Writing

Get Bent – The Moral Of The Story

Well, that’s the end of the gender-bending stories. I could keep going for months, but I hope that the point (whatever it is) has been made. But what was the point of this exercise? That old stories are sometimes not quite the classics that we remember? Not quite.

When you tell a story, be you Aesop  or John Norman, what you are doing is commenting on your society. You may be saying “Hey, this is bad; I wish it would stop” or “Gosh, this is good; we should have more of it”, but you are saying something whether you know it or not. And that is good. We need more people exploring how we can make this universe a better place to live.

What isn’t so good is that all of the societies that get explored are more or less the same: Caucasian cis-gendered heterosexual men in the lead, Caucasian cis-gendered heterosexual women and children two steps behind, and the occasional token character who doesn’t fit that mold tossed in as a bone to the remaining 2/3 of the world. Even worse, much of the fiction takes the mores of today, puts a new ribbon on them, and calls them the “wild new mores of tomorrow”; the entire Universe is seen as a rerun of Ozzie and Harriett with the characters in Halloween costumes

Consider Stranger In A Strange Land (SIASL) by Robert Heinlein, widely regarded as one of the most daring science fiction novels of its time and called “a completely free-wheeling look at contemporary human culture” by its author. So what was so “free-wheeling” about the novel? In it, Heinlein suggested that men and women like to have sex but we lie about it. Admittedly, given that Lady Chatterly’s Lover  had been banned in the USA until just three years before SIASL’s publication, talking in public about sex, much less admitting that it was fun, was still somewhat disreputable. Nevertheless, that one point was the basis for a 400 page novel with a cast of sixteen main characters, of which just two (both male) are non-Caucasian and none are anything but cis-gendered heterosexuals. Despite that handicap, the novel does pass the Bechdel test, but just barely; in the entire, sprawling novel, there are two places where female characters actually talk to each other without mentioning the main character.  Other than that, the novel is an exact duplicate of the sexism and “women should be seen but not heard” mores of 1950s middle America, right down to arguments over who should cook dinner [1].

But SIASL was published in 1962. Surely stories today aren’t as limited in their scope? Sadly, they are. Don’t believe me? Here’s an easy way to prove me wrong (call it the John test): Go to any bookstore today and pull down a book at random. Count the number of pages you have to go to read about a male, then count the number of pages before you encounter a female. If you read about a woman before you read about a man, then the book passes the John test [2]. At my last trip to the bookstore, after checking twenty books at random, two passed the test.
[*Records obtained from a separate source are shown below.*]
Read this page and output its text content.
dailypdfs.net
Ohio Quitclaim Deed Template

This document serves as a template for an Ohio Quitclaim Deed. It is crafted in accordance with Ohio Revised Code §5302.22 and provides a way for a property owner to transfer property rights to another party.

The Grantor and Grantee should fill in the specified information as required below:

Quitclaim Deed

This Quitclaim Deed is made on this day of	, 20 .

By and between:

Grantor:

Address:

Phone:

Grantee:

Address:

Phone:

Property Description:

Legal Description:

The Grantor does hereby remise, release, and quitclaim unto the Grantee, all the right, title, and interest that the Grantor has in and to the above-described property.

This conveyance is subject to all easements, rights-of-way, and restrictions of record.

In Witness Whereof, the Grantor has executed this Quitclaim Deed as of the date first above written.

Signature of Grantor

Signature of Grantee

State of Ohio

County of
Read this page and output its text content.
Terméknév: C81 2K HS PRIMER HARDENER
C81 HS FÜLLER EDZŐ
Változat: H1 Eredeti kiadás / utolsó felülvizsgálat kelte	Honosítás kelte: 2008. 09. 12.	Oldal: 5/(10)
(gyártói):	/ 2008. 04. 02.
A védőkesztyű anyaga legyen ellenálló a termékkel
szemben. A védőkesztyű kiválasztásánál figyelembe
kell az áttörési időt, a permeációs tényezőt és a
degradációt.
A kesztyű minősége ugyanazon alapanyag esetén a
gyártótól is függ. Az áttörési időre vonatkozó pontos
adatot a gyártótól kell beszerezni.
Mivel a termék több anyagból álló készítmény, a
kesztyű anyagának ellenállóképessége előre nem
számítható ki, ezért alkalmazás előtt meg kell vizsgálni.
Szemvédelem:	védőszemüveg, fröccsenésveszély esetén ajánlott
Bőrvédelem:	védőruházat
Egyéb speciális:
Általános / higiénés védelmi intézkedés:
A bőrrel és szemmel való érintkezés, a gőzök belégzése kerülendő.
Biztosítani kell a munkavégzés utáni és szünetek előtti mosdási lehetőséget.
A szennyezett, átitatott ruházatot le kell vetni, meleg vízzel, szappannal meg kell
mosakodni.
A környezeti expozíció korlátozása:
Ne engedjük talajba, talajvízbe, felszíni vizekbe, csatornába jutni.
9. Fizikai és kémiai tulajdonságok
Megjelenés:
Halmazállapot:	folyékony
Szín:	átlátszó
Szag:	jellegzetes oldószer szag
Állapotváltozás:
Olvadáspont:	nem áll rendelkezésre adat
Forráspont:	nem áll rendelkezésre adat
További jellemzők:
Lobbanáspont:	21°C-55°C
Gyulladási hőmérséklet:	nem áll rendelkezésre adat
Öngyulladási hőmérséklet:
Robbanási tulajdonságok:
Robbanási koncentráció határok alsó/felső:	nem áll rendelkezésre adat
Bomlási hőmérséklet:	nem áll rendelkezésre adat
Of course, that doesn’t even cover the way that women are described in fiction (or real life). As at least two of the stories showed, terms that we think of as being perfectly acceptable for use with a full-grown woman are more than slightly disgusting when applied to a man – even when the gendered equivalent (e.g., “boy” for “girl”) is used. And the reason that the description and how the characters are treated matters is because those things tell us about the society itself. If it is OK for your characters to call women “girl” but men must be called “sir”, then you are really saying that in that society it is OK for women to be treated as pets or children instead of as people. If it isn’t OK to demand a man go hide when things get dangerous, then why should it be OK to demand that a woman do so? Why can’t a woman come running to the rescue? Why shouldn’t a woman be in charge of a major project? Who is to say that a woman wouldn’t make a perfectly good bank robber?

As real life will cheerfully point out, the answer to those questions is that there is no reason that women cannot be just as good and just as bad as men and often in exactly the same way. But until our stories catch up with real life, we’ll be stuck telling people that the entire universe is exactly like the Ozzie and Harriett show. I don’t know about you, but, amusing as Ricky Nelson was, I want something a little more realistic. I want world where people are allowed to act like people even if they happen to be female. Is that too much to ask?

[1] To be fair, Heinlein is noted as a satirist (though this is often missed by those who read his works). It is entirely possible that he kept the essentials of 1950s middle America in the novel in order to point out how tediously banal they are.

[2] If women are equally represented in fiction, then about half the time you should encounter a woman before you encounter a man.